Spectroscopic and photographic apparatus are simply additions to the telescope. They do not supersede or render it of less importance. On the contrary, the efficacy of their action depends primarily upon the optical qualities of the instruments they are attached to. Hence the development, to their fullest extent, of the powers of the telescope is of vital moment to the progress of modern physical astronomy, while the older mathematical astronomy could afford to remain comparatively indifferent to it.
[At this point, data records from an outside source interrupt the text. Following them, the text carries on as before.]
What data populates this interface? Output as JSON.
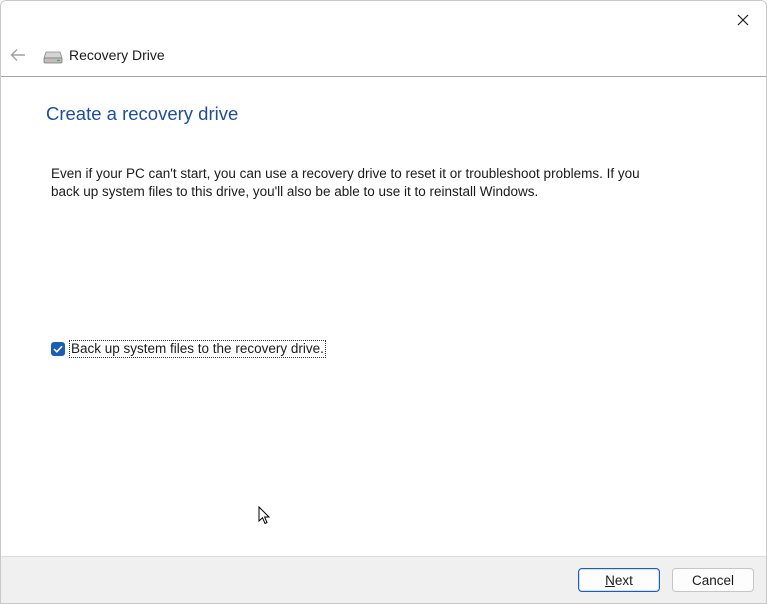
{
  "window": {
    "close_icon": "close-icon"
  },
  "navbar": {
    "back_icon": "back-arrow-icon",
    "drive_icon": "drive-icon",
    "title": "Recovery Drive"
  },
  "main": {
    "heading": "Create a recovery drive",
    "description": "Even if your PC can't start, you can use a recovery drive to reset it or troubleshoot problems. If you back up system files to this drive, you'll also be able to use it to reinstall Windows.",
    "backup_checkbox": {
      "label": "Back up system files to the recovery drive.",
      "checked": true
    }
  },
  "footer": {
    "next_label_mnemonic": "N",
    "next_label_rest": "ext",
    "cancel_label": "Cancel"
  },
  "colors": {
    "accent": "#1a5fb4",
    "heading": "#1e4e9a",
    "footer_bg": "#f0f0f0"
  }
}
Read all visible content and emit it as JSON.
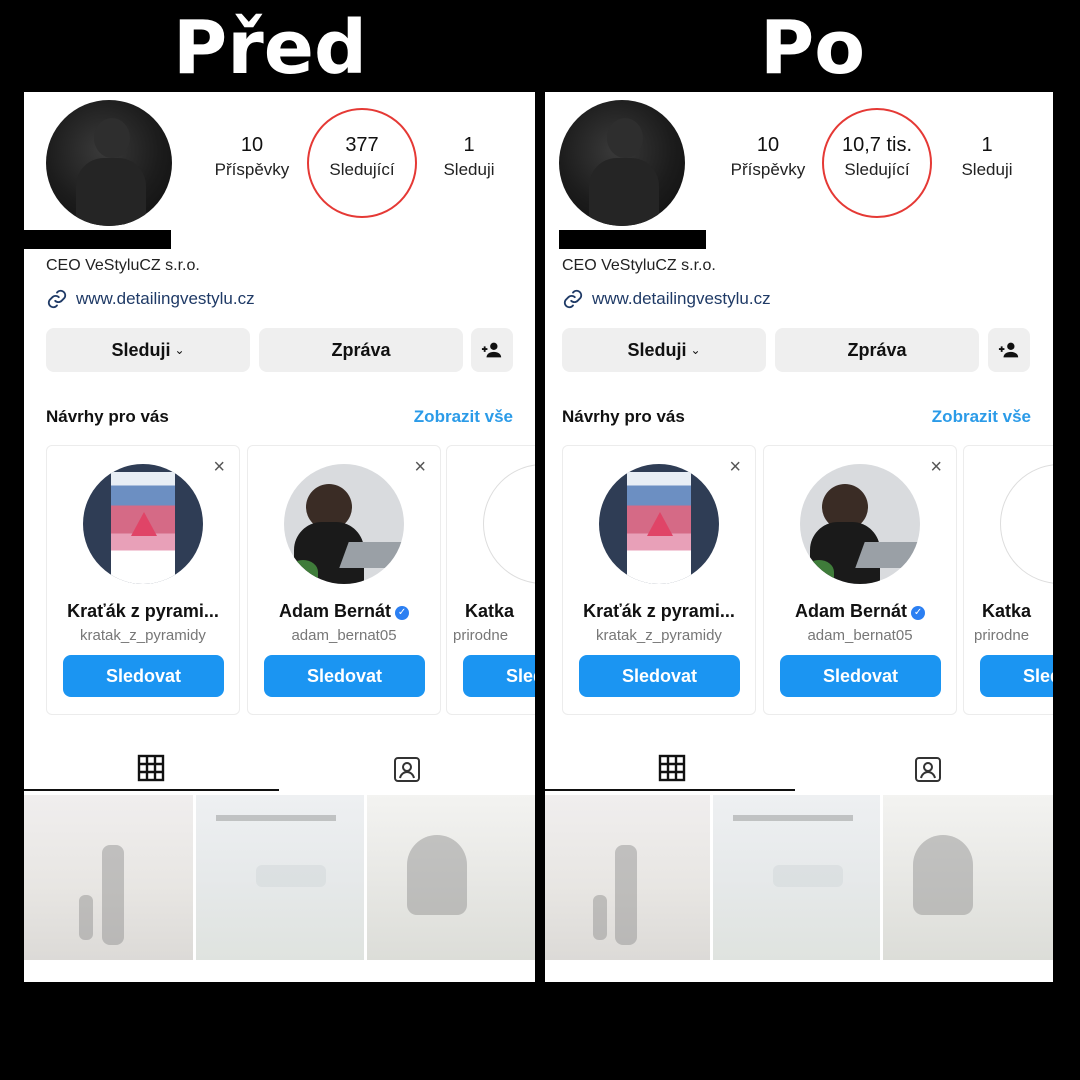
{
  "headings": {
    "left": "Před",
    "right": "Po"
  },
  "panels": {
    "before": {
      "stats": [
        {
          "value": "10",
          "label": "Příspěvky"
        },
        {
          "value": "377",
          "label": "Sledující"
        },
        {
          "value": "1",
          "label": "Sleduji"
        }
      ]
    },
    "after": {
      "stats": [
        {
          "value": "10",
          "label": "Příspěvky"
        },
        {
          "value": "10,7 tis.",
          "label": "Sledující"
        },
        {
          "value": "1",
          "label": "Sleduji"
        }
      ]
    }
  },
  "profile": {
    "bio": "CEO VeStyluCZ s.r.o.",
    "link": "www.detailingvestylu.cz",
    "follow_button": "Sleduji",
    "message_button": "Zpráva"
  },
  "suggestions": {
    "title": "Návrhy pro vás",
    "see_all": "Zobrazit vše",
    "close_glyph": "×",
    "cards": [
      {
        "name": "Kraťák z pyrami...",
        "username": "kratak_z_pyramidy",
        "button": "Sledovat"
      },
      {
        "name": "Adam Bernát",
        "username": "adam_bernat05",
        "button": "Sledovat",
        "verified": true
      },
      {
        "name": "Katka",
        "username": "prirodne",
        "button": "Sledovat"
      }
    ]
  },
  "colors": {
    "accent_blue": "#1b95f2",
    "highlight_red": "#e53935",
    "link_blue": "#2b9be8"
  }
}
The colossal Rosse reflector still marks, as to size, the ne plus ultra of performance in that line. A mirror four feet in diameter was, however, sent out to Melbourne by the late Thomas Grubb of Dublin in 1870. This is mounted in the Cassegrainian manner, so that the observer looks straight through it towards the object viewed, of which he really sees a twice-reflected image. The dust-laden atmosphere of Melbourne is said to impede very seriously the usefulness of this originally fine instrument.
It may be doubted whether so large a spectrum will ever again be constructed. A new material for the mirrors of reflecting telescopes, proposed by Steinheil in 1856, and independently by Foucault in 1857,[1630] has in a great measure superseded the use of a metallic alloy. This is glass upon which a thin film of silver has been deposited by a chemical process originally invented by Liebig. It gives a peculiarly brilliant reflective surface, throwing back more light than a metallic mirror of the same area, in the proportion of about sixteen to nine. Resilvering, too, involves much less risk and trouble than repolishing a speculum. The first use of this plan on a large scale was in an instrument of thirty-six inches aperture, finished by Calver for Dr. Common in 1879. To its excellent qualities turned to account with rare skill, his triumphs in celestial photography are mainly due. A more daring experiment was the construction and mounting, by Dr. Common himself, of a 5-foot reflector. But the first glass disc ordered from France for the purpose proved radically defective. When figured, polished, and silvered, towards the close of 1888, it gave elliptical instead of circular star-images.[1631] A new one had to be procured, and was ready for astronomical use in 1891. The satisfactory nature of its performance is vouched for by the observations made with it upon Jupiter's new satellite in December, 1892. This instrument, to which a Newtonian form has been given, had no rival in respect of light-concentration at the time when it was built. It has now two—the Paris 50-inch refractor and the Yerkes 5-foot reflector.